Inspire Pharmaceuticals, based in Durham, N.C., reported a net loss of $9.7 million for the second quarter of 2004, compared with a net loss of $6.6 million in the same quarter 1 year ago, the company announced in a financial release. Second quarter revenues of $2.9 million reflect the company’s co-promotion revenues from Elestat (epinastine) for the treatment of allergic conjunctivitis and Restasis (cyclosporine) for the treatment of keratoconjunctivitis sicca. Both drugs are co-promoted with Allergan.

Lumenis announced that its revenues for the second quarter of 2004 were $70.3 million, compared with $68.1 million for the second quarter of 2003. The company, based in Yokneam, Israel, posted a net loss for the quarter of $1.1 million, according to a press release. Lumenis restructured its sales and marketing agreements with WaveLight Laser Technology during the quarter but will continue to be the exclusive distributor of the Allegretto Wave laser for refractive surgery in China, Hong Kong, Taiwan and Japan, according to the press release.

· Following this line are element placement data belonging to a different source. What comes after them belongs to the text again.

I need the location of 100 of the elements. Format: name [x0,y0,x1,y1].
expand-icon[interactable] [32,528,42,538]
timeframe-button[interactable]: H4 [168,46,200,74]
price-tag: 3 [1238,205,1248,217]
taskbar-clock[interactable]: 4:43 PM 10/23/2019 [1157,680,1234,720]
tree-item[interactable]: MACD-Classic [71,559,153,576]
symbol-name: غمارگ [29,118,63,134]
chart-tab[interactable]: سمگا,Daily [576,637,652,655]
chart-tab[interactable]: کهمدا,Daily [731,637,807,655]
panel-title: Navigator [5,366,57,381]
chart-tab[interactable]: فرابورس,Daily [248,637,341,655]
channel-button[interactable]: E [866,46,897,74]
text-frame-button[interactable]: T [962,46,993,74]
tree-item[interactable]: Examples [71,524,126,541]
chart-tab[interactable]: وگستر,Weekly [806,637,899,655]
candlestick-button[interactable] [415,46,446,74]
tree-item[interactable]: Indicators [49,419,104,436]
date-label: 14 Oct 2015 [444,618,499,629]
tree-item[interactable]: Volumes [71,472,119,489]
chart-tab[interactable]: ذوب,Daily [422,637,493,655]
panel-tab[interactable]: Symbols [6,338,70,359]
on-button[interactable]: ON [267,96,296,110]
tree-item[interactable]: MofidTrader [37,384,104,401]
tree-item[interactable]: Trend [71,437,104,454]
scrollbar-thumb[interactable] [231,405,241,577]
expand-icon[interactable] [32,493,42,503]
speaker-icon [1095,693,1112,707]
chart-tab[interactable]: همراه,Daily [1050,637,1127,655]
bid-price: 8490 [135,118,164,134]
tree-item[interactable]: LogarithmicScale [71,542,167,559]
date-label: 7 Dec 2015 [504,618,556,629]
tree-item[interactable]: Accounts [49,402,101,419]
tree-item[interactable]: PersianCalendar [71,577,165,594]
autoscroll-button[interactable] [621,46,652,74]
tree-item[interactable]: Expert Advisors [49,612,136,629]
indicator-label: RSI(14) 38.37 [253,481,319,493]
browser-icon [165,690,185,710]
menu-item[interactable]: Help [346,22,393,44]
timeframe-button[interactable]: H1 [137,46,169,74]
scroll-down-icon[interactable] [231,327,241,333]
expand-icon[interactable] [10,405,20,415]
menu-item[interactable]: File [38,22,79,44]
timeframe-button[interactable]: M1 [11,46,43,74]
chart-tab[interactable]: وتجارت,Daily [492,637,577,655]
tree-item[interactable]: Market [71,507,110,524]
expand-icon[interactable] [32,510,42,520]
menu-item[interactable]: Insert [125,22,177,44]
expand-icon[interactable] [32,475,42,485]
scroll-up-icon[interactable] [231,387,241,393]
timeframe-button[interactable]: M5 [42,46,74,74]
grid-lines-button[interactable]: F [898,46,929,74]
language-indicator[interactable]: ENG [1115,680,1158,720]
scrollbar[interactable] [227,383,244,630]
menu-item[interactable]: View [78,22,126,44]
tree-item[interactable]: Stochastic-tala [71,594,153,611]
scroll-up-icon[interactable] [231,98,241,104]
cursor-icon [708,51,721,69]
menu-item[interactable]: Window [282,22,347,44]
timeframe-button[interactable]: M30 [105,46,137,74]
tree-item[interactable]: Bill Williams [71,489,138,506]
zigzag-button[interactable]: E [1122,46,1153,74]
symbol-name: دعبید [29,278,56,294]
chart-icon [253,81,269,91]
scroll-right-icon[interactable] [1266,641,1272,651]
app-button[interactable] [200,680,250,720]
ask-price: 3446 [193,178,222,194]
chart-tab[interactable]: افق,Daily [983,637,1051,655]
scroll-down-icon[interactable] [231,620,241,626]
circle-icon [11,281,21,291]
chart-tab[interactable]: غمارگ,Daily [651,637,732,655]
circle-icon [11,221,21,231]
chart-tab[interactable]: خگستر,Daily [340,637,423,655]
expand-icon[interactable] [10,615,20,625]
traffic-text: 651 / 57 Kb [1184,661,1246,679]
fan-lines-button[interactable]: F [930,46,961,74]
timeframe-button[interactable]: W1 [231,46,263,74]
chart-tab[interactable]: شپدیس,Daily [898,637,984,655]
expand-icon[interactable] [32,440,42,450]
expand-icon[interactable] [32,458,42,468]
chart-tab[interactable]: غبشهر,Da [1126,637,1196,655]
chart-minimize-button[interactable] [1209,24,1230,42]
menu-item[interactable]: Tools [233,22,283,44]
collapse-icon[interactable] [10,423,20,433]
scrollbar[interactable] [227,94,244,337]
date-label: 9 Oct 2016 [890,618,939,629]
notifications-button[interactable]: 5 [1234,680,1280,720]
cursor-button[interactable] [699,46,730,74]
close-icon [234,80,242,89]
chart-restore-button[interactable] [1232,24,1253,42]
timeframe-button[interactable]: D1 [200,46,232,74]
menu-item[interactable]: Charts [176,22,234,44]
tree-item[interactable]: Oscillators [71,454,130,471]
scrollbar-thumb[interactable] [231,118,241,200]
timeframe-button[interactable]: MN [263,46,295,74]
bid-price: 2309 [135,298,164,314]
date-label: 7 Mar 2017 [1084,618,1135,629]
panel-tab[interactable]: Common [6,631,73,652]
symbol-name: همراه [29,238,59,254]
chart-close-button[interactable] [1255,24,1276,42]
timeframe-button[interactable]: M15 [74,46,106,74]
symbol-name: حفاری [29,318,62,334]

TLC Vision posted net revenues of $64.7 million during the second quarter of 2004, an increase of 36% from $47.5 million in the second quarter 2003, the company announced in a press release. Second quarter total laser procedure volume was more than 51,600, according to the company. Customized LASIK procedures accounted for about 52% of center volumes during the quarter, the company said.